Although younger employees are more likely to be free from the biggest responsibilities at work, a larger percentage of them are "frequently" or "nearly always" concerned about their work-life balance, pressure to work long hours, and personal health.
Looking at the opposite ends of the workforce age groups, just 21% of 18 to 29-year-olds are highly engaged with their employer, compared to 31% of those in their 60s. This 10-point gap between the younger 'doers' and those likely to be in the more senior positions poses real problems for businesses around the world, as it risks creating divided workplaces, inter-generational resentment and can hamper efforts to recruit, retain and motivate a flow of qualified young talent.
At a national level, some countries face a far more severe problem with the level of engagement in their young workforce. In Macedonia (36%), France (32%) and Turkey (32%), close to a third of their 18 to 29 year old workers are 'highly engaged' with their employers, indicating a fairly stable and productive situation for companies. However, at the bottom of the 'engaged' list, Hungary and the Czech Republic (6% each) and Serbia and Portugal (7% each) all face a very different proposition. Retaining young talent could become problematic in these countries, as economies become stronger.
Although 61% of young workers believe there are career opportunities for them, many believe these lie with another employer, or in another country. 58% of young workers are actively looking for a job, or will be in the next six months. Two fifths (41%) are willing to emigrate to find new employment. It is crucial, therefore, for business and countries to confront and resolve the causes of disengagement in their young workforce.
Work pressures take their toll
In many countries, work pressures are taking their toll on well-being amongst the younger work generation. The recession has dealt a hammer blow to the aspirations of many. More than a third of young employees have been forced to accept a job they were unhappy with (36%) or have been driven down a different career path (37%) because of the economy.
Younger employees also appear to be bearing the brunt of businesses tightening their belts. Two fifths (39%) believe that their employer is using the recession to justify asking them to do more, compared to one in four older workers (24%). A third (34%) are also concerned about not having the resources to do their work effectively, compared with 22% of workers in their 60s.
This, in turn, is having a real impact on younger workers' well-being. Two fifths (40%) are frequently stressed at work, which is a higher percentage than that seen in any other age.
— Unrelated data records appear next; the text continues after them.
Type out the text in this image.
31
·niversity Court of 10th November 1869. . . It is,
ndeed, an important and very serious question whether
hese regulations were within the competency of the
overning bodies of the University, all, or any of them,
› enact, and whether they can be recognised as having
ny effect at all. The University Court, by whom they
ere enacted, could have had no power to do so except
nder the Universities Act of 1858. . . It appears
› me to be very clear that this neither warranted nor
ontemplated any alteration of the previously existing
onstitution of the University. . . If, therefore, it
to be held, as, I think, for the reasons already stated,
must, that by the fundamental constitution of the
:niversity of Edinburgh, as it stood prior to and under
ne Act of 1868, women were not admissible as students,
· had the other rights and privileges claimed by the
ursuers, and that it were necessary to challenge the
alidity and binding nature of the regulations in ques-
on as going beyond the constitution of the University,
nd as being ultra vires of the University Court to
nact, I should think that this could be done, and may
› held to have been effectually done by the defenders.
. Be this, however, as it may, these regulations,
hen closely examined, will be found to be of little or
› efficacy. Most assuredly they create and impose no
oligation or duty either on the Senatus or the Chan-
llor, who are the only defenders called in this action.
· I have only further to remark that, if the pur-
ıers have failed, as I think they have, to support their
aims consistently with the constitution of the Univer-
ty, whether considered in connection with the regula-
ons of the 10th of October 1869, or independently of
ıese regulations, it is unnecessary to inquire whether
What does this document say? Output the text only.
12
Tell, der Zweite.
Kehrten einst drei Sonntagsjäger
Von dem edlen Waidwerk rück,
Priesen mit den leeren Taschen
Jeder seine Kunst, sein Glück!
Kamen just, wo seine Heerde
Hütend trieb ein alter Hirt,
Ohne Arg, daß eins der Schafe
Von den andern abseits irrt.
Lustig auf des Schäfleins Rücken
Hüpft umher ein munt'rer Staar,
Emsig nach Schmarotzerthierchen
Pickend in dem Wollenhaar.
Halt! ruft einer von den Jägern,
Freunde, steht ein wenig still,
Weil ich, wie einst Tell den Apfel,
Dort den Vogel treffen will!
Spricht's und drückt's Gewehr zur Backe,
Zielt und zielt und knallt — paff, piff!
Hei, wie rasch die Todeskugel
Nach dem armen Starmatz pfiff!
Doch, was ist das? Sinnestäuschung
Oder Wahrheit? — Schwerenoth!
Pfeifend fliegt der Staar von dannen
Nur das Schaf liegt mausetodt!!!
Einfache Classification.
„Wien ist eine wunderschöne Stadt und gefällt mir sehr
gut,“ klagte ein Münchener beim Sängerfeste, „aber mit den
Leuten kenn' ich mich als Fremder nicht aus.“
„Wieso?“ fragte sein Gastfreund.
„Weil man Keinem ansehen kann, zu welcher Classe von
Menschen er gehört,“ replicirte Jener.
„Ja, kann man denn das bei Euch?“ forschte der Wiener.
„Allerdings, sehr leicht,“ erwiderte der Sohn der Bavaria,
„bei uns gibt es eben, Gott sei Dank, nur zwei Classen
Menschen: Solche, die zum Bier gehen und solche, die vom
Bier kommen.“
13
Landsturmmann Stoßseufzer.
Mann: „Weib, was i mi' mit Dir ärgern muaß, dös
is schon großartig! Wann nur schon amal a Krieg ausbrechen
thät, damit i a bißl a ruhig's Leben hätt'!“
Moreover, almost a third (31%) feel under pressure to work long hours.
As a result, two fifths of young workers (39%) are unhappy with their work-life balance, again the highest percentage of all age groups, while a third (32%) feel that work pressure and stress frequently impacts their health, five points more than those in their 50s, and ten points higher than those in their 60s.
Explaining the figures, Sukhi Ghataore, Director at GfK NOP, UK, commented "during tough times, engaged employees and a united workforce are a necessity, not a luxury. Engaged workers want their employer to succeed, want to remain with them, and want to go the extra mile. But we should remember that attitudes towards work and the realities of employment have changed for each generation. There is no longer an expectation of, or provision for, a job for life. Many younger people are looking for what they perceive as a meaningful career, something they believe they are entitled to, and will be working in jobs for the short term while they look to fulfil their ambitions elsewhere."